That’s inflation, and the GDP figured you typically see account for it. “Real” GDP accounts for inflation, and so the Real GDP of your hypothetical country would be completely unchanged.
Except, of course, that in doing this they would create all sort of financial chaos and uncertainty and cause their Real GDP to *plummet*.
On the short run – until total adoption – it’d cause a great amount of economical damage.
After some time it’d just deflate the value of currency tenfold first, but assumably it’d not stop there, since nobody would know what’s the cause of this, and there you’d have the infamous hyperinflation, basically meaning you’ve just destroyed everything at that point.

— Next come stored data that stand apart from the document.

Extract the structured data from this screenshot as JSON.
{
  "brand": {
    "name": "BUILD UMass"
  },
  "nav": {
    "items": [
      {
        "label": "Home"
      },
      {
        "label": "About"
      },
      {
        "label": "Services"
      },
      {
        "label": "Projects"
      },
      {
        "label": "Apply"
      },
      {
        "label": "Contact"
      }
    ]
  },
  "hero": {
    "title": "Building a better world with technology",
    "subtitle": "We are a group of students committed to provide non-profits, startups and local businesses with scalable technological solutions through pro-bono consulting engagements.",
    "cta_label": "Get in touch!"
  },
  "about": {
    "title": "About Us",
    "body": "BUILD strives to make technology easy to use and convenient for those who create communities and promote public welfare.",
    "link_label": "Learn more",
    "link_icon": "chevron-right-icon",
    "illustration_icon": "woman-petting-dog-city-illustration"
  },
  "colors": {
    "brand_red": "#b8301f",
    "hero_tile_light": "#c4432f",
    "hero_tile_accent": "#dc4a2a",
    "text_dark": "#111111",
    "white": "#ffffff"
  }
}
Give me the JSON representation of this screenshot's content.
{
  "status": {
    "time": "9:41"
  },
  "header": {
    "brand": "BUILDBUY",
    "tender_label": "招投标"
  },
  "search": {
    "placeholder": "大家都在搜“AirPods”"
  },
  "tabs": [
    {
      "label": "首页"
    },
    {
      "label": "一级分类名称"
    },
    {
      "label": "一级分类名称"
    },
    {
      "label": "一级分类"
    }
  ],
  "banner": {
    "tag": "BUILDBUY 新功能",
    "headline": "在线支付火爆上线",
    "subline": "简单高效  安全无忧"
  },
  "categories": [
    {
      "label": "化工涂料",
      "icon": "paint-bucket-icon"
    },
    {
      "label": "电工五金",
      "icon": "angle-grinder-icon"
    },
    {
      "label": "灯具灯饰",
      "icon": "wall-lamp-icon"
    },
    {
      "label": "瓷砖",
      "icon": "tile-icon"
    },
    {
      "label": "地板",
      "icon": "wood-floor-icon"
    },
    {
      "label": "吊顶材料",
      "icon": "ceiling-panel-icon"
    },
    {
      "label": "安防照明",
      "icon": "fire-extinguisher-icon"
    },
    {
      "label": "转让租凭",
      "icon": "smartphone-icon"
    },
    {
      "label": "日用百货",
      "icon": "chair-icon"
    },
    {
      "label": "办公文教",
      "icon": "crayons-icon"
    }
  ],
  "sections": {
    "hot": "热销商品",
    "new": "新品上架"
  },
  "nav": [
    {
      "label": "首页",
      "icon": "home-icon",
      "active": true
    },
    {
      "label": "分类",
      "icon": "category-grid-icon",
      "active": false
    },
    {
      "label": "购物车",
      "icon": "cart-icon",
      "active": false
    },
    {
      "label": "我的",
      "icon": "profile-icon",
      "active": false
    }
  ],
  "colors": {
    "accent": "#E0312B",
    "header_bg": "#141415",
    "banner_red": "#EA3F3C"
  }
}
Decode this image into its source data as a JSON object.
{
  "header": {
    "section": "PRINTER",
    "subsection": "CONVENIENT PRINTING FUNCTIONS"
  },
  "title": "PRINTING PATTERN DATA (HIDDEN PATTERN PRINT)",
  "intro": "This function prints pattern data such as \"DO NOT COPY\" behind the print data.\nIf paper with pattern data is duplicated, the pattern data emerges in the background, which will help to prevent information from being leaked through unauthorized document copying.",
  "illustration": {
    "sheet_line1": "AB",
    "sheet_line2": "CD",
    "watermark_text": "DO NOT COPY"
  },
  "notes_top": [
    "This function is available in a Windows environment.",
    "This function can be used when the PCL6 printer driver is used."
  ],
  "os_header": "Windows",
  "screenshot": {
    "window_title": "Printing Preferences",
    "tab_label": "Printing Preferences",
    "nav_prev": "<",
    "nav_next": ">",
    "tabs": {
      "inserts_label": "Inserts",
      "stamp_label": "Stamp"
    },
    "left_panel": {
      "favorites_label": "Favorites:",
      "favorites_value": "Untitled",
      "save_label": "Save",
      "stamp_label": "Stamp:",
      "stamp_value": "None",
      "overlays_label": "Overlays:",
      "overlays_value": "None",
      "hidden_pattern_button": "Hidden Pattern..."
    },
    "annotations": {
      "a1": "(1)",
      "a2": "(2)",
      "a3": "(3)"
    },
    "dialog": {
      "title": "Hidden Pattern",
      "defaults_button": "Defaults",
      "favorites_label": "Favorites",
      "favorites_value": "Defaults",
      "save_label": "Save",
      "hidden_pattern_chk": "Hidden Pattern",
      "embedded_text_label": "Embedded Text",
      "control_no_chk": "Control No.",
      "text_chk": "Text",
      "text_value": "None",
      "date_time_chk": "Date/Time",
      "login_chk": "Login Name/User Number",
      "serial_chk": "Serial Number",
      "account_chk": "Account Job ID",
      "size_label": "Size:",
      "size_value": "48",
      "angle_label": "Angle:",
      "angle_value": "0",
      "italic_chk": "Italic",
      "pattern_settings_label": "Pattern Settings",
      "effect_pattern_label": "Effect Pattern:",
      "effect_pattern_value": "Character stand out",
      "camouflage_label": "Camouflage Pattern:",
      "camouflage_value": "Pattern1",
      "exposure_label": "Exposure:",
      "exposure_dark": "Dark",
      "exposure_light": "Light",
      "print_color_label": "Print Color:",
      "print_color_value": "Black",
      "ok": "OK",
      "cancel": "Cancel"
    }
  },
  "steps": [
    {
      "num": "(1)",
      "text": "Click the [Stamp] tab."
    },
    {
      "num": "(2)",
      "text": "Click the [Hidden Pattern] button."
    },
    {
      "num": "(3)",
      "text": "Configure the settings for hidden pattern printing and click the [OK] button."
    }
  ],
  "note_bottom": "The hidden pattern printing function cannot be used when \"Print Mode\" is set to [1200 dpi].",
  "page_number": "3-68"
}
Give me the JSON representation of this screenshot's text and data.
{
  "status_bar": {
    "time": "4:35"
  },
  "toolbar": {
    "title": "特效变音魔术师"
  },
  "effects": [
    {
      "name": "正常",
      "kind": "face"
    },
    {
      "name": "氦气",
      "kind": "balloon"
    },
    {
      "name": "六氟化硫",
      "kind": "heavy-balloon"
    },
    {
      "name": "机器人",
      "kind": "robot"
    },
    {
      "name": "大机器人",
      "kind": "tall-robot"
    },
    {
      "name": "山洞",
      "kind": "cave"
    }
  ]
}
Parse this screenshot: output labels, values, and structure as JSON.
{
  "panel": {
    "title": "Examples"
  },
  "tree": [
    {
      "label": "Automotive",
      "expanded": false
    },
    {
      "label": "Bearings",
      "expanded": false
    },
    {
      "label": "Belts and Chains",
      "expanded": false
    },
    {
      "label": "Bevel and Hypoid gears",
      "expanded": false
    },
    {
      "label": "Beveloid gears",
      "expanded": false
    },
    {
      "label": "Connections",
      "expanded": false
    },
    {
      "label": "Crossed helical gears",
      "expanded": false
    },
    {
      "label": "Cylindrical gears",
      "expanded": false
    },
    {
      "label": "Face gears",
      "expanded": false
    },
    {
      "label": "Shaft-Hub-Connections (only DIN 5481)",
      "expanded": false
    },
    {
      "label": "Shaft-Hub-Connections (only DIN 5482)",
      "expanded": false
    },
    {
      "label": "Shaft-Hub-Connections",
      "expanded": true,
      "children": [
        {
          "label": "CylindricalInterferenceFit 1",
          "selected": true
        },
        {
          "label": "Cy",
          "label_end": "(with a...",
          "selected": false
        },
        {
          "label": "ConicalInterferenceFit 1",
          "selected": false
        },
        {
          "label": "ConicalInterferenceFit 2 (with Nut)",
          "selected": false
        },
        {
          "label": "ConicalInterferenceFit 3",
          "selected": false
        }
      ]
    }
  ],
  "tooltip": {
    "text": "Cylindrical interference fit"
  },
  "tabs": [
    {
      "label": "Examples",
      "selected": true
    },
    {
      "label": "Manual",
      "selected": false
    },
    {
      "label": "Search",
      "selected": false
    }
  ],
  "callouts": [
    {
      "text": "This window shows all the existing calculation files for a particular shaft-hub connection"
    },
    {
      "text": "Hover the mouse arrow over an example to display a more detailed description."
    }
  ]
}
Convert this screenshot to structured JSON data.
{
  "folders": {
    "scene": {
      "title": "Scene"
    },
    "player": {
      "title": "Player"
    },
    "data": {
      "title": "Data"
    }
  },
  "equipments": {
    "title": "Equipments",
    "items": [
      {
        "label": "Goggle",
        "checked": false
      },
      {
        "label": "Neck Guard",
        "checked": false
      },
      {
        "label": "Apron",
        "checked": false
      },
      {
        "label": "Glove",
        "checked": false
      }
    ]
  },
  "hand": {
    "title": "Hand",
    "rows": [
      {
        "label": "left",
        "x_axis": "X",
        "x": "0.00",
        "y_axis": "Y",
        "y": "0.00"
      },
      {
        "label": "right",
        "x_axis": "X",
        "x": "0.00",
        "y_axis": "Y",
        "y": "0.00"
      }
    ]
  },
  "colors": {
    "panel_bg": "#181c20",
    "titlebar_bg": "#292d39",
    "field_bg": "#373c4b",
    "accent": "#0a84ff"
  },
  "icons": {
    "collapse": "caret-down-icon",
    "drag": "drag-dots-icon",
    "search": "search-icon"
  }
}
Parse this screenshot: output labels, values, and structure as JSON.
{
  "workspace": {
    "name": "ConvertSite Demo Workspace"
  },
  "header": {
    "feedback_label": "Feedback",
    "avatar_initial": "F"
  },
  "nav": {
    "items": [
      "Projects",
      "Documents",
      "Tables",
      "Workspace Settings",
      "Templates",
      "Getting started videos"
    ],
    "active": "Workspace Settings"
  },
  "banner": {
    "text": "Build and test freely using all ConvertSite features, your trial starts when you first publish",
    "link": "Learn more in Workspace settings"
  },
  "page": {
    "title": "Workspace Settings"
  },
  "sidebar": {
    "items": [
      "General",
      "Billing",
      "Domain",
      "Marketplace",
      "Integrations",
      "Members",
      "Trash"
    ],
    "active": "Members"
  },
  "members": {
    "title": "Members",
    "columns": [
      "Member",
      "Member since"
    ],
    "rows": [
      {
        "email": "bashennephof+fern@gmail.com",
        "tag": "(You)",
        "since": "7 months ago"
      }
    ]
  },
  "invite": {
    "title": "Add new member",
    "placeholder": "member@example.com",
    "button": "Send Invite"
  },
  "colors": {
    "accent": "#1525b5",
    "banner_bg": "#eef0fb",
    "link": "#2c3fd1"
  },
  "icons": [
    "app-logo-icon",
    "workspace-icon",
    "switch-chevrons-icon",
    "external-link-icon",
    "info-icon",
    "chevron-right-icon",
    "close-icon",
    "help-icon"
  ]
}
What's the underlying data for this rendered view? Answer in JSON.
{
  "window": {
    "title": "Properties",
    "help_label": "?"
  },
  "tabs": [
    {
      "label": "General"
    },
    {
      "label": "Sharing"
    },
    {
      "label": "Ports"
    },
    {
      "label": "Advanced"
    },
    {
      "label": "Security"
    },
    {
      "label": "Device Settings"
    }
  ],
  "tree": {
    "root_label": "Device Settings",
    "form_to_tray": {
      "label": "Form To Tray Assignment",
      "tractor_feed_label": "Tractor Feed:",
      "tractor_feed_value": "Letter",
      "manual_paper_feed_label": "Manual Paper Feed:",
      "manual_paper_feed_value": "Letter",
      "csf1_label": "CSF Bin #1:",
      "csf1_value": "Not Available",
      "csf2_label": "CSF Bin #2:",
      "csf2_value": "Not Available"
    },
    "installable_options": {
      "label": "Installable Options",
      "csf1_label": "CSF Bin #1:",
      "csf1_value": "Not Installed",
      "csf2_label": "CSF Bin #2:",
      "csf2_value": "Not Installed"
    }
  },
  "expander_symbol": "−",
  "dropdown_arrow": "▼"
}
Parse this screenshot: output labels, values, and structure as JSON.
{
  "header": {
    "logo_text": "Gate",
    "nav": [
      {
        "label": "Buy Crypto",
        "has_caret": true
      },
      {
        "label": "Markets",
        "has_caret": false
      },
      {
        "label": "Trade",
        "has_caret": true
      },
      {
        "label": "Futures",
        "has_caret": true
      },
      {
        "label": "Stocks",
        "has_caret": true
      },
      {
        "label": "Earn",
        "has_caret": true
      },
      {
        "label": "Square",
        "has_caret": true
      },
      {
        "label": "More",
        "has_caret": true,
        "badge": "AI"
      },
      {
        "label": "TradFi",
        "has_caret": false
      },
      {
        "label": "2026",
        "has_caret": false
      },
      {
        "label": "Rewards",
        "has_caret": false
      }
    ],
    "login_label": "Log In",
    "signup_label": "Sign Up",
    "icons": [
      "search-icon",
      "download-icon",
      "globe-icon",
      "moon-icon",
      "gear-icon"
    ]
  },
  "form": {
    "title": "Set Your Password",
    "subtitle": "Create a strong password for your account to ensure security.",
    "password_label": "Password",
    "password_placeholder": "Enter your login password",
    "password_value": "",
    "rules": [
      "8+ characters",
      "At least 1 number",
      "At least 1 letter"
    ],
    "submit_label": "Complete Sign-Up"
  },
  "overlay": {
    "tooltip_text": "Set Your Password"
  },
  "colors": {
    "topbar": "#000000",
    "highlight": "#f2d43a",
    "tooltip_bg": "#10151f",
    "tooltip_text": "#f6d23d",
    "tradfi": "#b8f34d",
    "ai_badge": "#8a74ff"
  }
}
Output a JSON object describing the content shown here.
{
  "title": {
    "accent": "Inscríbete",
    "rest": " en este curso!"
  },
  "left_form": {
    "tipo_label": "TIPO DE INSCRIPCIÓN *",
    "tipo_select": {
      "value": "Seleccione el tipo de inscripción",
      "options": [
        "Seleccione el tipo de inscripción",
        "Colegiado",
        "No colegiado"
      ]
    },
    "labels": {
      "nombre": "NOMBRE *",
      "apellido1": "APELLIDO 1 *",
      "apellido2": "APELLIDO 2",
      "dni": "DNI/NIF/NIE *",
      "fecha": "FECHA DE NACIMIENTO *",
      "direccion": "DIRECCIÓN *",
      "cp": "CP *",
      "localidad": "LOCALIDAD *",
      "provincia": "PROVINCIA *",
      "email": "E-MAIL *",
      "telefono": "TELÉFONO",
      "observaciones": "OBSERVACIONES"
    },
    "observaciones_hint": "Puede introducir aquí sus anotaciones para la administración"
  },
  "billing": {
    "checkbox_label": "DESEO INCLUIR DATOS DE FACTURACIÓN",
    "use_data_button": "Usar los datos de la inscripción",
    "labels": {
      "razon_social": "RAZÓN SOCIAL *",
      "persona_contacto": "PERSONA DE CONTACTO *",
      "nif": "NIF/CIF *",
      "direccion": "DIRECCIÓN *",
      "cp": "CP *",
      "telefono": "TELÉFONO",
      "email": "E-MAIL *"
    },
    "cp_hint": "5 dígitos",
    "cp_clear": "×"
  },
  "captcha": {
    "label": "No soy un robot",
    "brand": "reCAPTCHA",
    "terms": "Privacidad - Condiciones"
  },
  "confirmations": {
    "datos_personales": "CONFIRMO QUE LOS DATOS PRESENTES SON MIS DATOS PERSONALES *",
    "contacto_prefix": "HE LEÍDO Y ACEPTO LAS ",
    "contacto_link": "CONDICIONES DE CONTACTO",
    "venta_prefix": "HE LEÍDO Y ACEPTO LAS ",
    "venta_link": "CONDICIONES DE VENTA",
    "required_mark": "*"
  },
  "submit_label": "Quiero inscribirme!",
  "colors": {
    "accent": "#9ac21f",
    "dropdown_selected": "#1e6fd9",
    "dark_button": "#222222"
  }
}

because it would effectively change nothing, you just inflated your economy by 10x but because GDP accounts for inflation unless your internal economy also grown by 10x(it won’t) people just buy from foreign nations at less than 10x cost.
this would in turn put quite a few companies out of business if they ran in this inflated economy.
so at the end if anything doing that woudl cause GDP to Plummet due to the chaos it would induce
What happens to deposits? If you revalue all the money in banks by 10X, then you’ve devalued your currency and measures of your GDP won’t change.
This more often operates in the other direction, currencies are reduced by something like 1000 to compensate for past inflation. For example, Zimbabwe revalued their currency in 2019.